Supervisory master units: is the heart of the system. All operator initiated operations of an RTU are made through the master unit and are reported back to the master from the RTUs. Modern supervisory master units consist of a digital computer and equipment to permit communications between the master and the RTUs.
In addition to computer, peripheral equipment necessary for the proper operation of the system is provided. Such equipment consists of
keyboards or other means of entering data and commands into the computer
CRTs or monitors
Printer to provide the operator at the master station with written messages of actions performed by the master and of data obtained from RTUs.
Digital-to-Analogue converters to convert the digital data message information (on such items as line current, bus voltage, frequency, power, and reactive power flow) to analogue form that can be used to supply indicating or recording instruments.
Remote terminal units: are located at selected stations, ad are either wired to perform certain preselected functions or, in modern units, equipped with microcomputers which have memory and logic capabilities.
The RTUs are also equipped with modems so that they can accept messages from the master and signal back to the master that messages have been received and the desired operations performed.
Transducers in the remote units are used to convert such quantities as voltage, current, watts and vars to direct current or voltage proportional to the measured quantity, and then by means of analogue-to-digital converters convert the quantity to digital form, used by the system for transmission from the remote to the master.
SCADA system applications: in addition to the remote supervisory control, status monitoring, various other programs can be incorporated in such systems to improve operations and minimize the manual effort required of power system operators. Some of these are
Automatic generation control:- control systems that are responsive to frequency variations, cost factors, transmission losses, etc
Security monitoring:- checking the limits of loading and other quantities in order to determine whether the system is at or near at alert or emergency state.
Online load flow:- when sufficient information is telemetered to the master unit, a load flow program can be developed to predict loading of lines and stations under selected future conditions using actual operating data.
The reliability of a SCADA system is very important, and several means are used to ensure maximum reliability for such system. Most master units are dual computers, with one as a primary unit and the other on standby to take immediate control, usually automatically, if primary unit should fail.
4.2 AUTOMATIC LOAD DISPATCHING
The Load Dispatch Department is the nerve centre for the operation, planning, monitoring and control of the power system.
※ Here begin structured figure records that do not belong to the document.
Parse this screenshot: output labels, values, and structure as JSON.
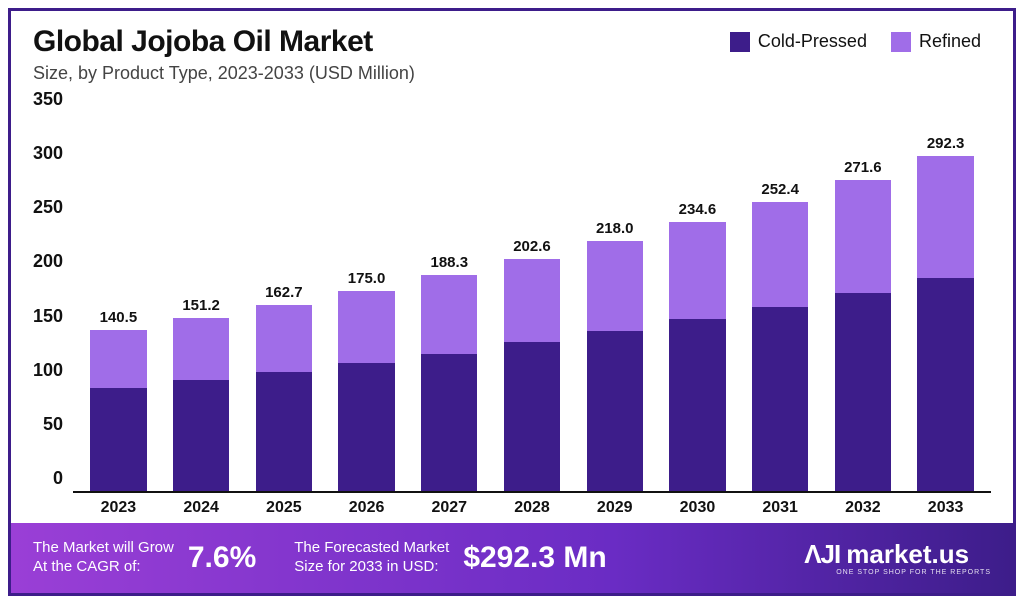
{
  "title": "Global Jojoba Oil Market",
  "subtitle": "Size, by Product Type, 2023-2033 (USD Million)",
  "legend": {
    "items": [
      {
        "label": "Cold-Pressed",
        "color": "#3d1d8a"
      },
      {
        "label": "Refined",
        "color": "#a06de8"
      }
    ]
  },
  "chart": {
    "type": "stacked-bar",
    "ymax": 350,
    "ytick_step": 50,
    "yticks": [
      "350",
      "300",
      "250",
      "200",
      "150",
      "100",
      "50",
      "0"
    ],
    "axis_color": "#111111",
    "background_color": "#ffffff",
    "bar_width_ratio": 0.68,
    "label_fontsize": 15,
    "tick_fontsize": 18,
    "colors": {
      "cold_pressed": "#3d1d8a",
      "refined": "#a06de8"
    },
    "categories": [
      "2023",
      "2024",
      "2025",
      "2026",
      "2027",
      "2028",
      "2029",
      "2030",
      "2031",
      "2032",
      "2033"
    ],
    "totals": [
      140.5,
      151.2,
      162.7,
      175.0,
      188.3,
      202.6,
      218.0,
      234.6,
      252.4,
      271.6,
      292.3
    ],
    "cold_pressed": [
      90.0,
      97.0,
      104.0,
      112.0,
      120.0,
      130.0,
      140.0,
      150.0,
      161.0,
      173.0,
      186.0
    ],
    "refined": [
      50.5,
      54.2,
      58.7,
      63.0,
      68.3,
      72.6,
      78.0,
      84.6,
      91.4,
      98.6,
      106.3
    ],
    "total_labels": [
      "140.5",
      "151.2",
      "162.7",
      "175.0",
      "188.3",
      "202.6",
      "218.0",
      "234.6",
      "252.4",
      "271.6",
      "292.3"
    ]
  },
  "footer": {
    "cagr_label": "The Market will Grow\nAt the CAGR of:",
    "cagr_value": "7.6%",
    "forecast_label": "The Forecasted Market\nSize for 2033 in USD:",
    "forecast_value": "$292.3 Mn",
    "logo_text": "market.us",
    "logo_sub": "ONE STOP SHOP FOR THE REPORTS",
    "bg_gradient_from": "#9a3fd6",
    "bg_gradient_to": "#3d1d8a",
    "text_color": "#ffffff"
  },
  "frame_border_color": "#3d1d8a"
}
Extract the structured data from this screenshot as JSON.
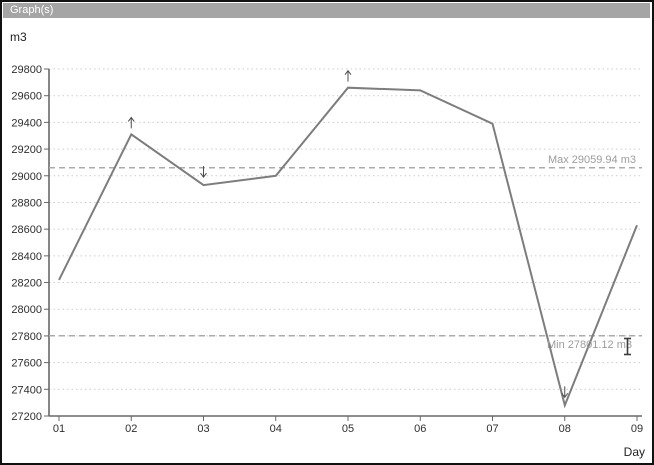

Electricity cannot be stored and has to be produced when it is needed. It is therefore essential that power system is planned and operated optimally & economically. This is the main objective of Load Dispatch Centre.
Major Functions of Load Dispatch Center:
To ensure integrated operation of the power system.
To give directions and exercise supervision and control which is required for integrated operation to achieve maximum economy and efficiency in power system operation.
Scheduling and Re-Scheduling of available resources for optimum and economic operation of the power system.
To coordinate shutdowns for the Generating Units and Sub-station equipment, including transmission lines taking into consideration continuity of supply with quality.
System Restoration in a systematic manner in shortest possible duration, following Grid Disturbances.
Accounting of Energy handled by the State System.
Compiling & Furnishing data pertaining to Power System Operation.